Depuis plusieurs mois je vois pour ma part quatre thèmes dominants.
1) L’enjeu climatique
En France cette thématique portée par Nicolas Hulot a fait l’effet d’un feu de paille : montée très haut avec le pacte écologique elle a perdu du terrain ensuite. Chez nous la question du réchauffement climatique reste un thème important, relancé par la réunion du GIEC à Bruxelles. On peut même écrire que cette thématique a « structuré » la première partie de la campagne, permettant à chaque formation d’avancer un programme et un positionnement spécifique.
2) Le débat institutionnel et communautaire
C’est une question plus permanente et plus délicate pour les partis politiques. Permanente parce que le débat communautaire est une réalité et que les négociations gouvernementales de l’après élection tourneront autour de cette question. Délicate puisque la tactique impose de respecter un « front francophone ». Le CDH s’est toutefois démarqué en évoquant un « stop institutionnel », cependant peu réalisable en pratique.
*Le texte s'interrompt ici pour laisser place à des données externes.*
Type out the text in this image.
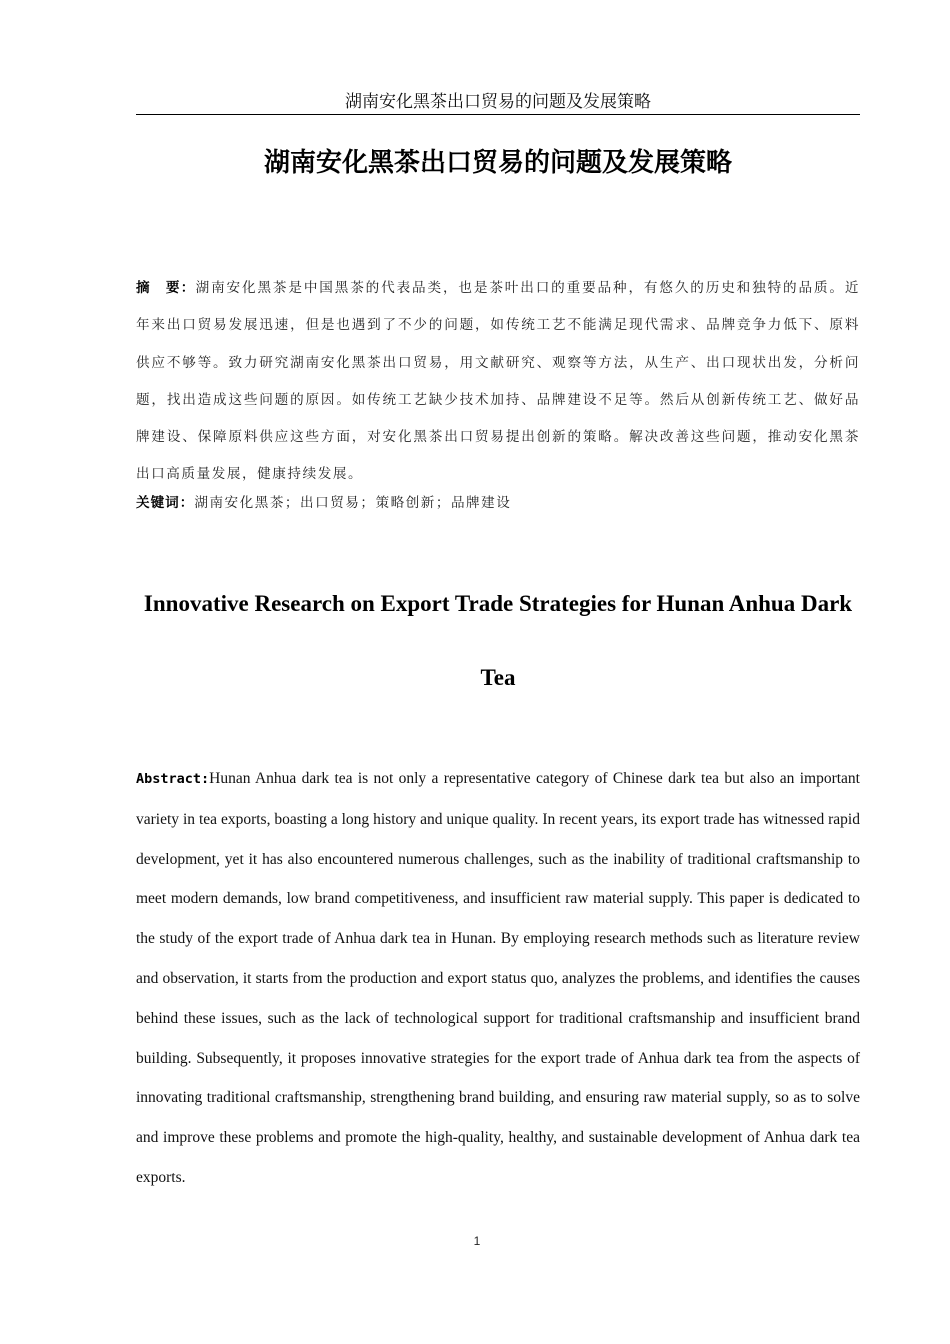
湖南安化黑茶出口贸易的问题及发展策略
湖南安化黑茶出口贸易的问题及发展策略
摘　要：湖南安化黑茶是中国黑茶的代表品类，也是茶叶出口的重要品种，有悠久的历史和独特的品质。近年来出口贸易发展迅速，但是也遇到了不少的问题，如传统工艺不能满足现代需求、品牌竞争力低下、原料供应不够等。致力研究湖南安化黑茶出口贸易，用文献研究、观察等方法，从生产、出口现状出发，分析问题，找出造成这些问题的原因。如传统工艺缺少技术加持、品牌建设不足等。然后从创新传统工艺、做好品牌建设、保障原料供应这些方面，对安化黑茶出口贸易提出创新的策略。解决改善这些问题，推动安化黑茶出口高质量发展，健康持续发展。
关键词：湖南安化黑茶；出口贸易；策略创新；品牌建设
Innovative Research on Export Trade Strategies for Hunan Anhua Dark Tea
Abstract:Hunan Anhua dark tea is not only a representative category of Chinese dark tea but also an important variety in tea exports, boasting a long history and unique quality. In recent years, its export trade has witnessed rapid development, yet it has also encountered numerous challenges, such as the inability of traditional craftsmanship to meet modern demands, low brand competitiveness, and insufficient raw material supply. This paper is dedicated to the study of the export trade of Anhua dark tea in Hunan. By employing research methods such as literature review and observation, it starts from the production and export status quo, analyzes the problems, and identifies the causes behind these issues, such as the lack of technological support for traditional craftsmanship and insufficient brand building. Subsequently, it proposes innovative strategies for the export trade of Anhua dark tea from the aspects of innovating traditional craftsmanship, strengthening brand building, and ensuring raw material supply, so as to solve and improve these problems and promote the high-quality, healthy, and sustainable development of Anhua dark tea exports.
1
Ce débat communautaire est l’occasion de muscler les discours des ténors. Ce débat avantage les deux plus grands leaders francophones : Didier Reynders peut se prévaloir de la présence à ses coté du FDF, la formation politique la plus présente sur cette question, tandis qu’Elio Di Rupo, fort de son statut de ministre président wallon et fréquemment pris à parti par la presse flamande en tant que président du PS, se pose en « rempart » des francophones.
3) La bonne gouvernance et les affaires
Le thème est prégnant depuis les affaires carolorégiennes et a déjà fortement marqué les élections communales. Le parti socialiste est le plus en difficulté sur cette thématique. Soumis aux aléas de l’actualité et des enquêtes judiciaires ce thème est aussi celui qui peut le plus alimenter une défiance générale vis à vis des partis politiques traditionnels.
4) Les alliances possibles
Ces questions occupent une bonne partie des interviews politiques. Si le discours officiel indique souvent que les « électeurs choisissent » et qu’il est prématuré de répondre à cette question, la thématique est en réalité abordée presque en permanence tout au long de la campagne. Les récents propos de Serge Kubla ou ces déclarations de Didier Reynders au journal Métro indiquent que le MR en fait un thème central de cette seconde partie de campagne. Cette thématique produit, pour l'instant l'effet suivant : PS et CDh d'un coté, MR-écolo de l'autre.
Au final on constate que des questions centrales comme l’emploi, l’économie, la dette, la sécurité ou la politique étrangère ne sont pas aujourd’hui des thèmes dominants de cette campagne électorale. Ce relevé est évidemment très subjectif, et je n’ai pas les moyens d’être plus précis (sans doute un travail plus scientifique est-il mené dans l’une ou l’autre université). Il sera intéressant de voir si les congrès de parti et les meetings programmés à partir de la fin de la semaine modifient cette « cartographie thématique ».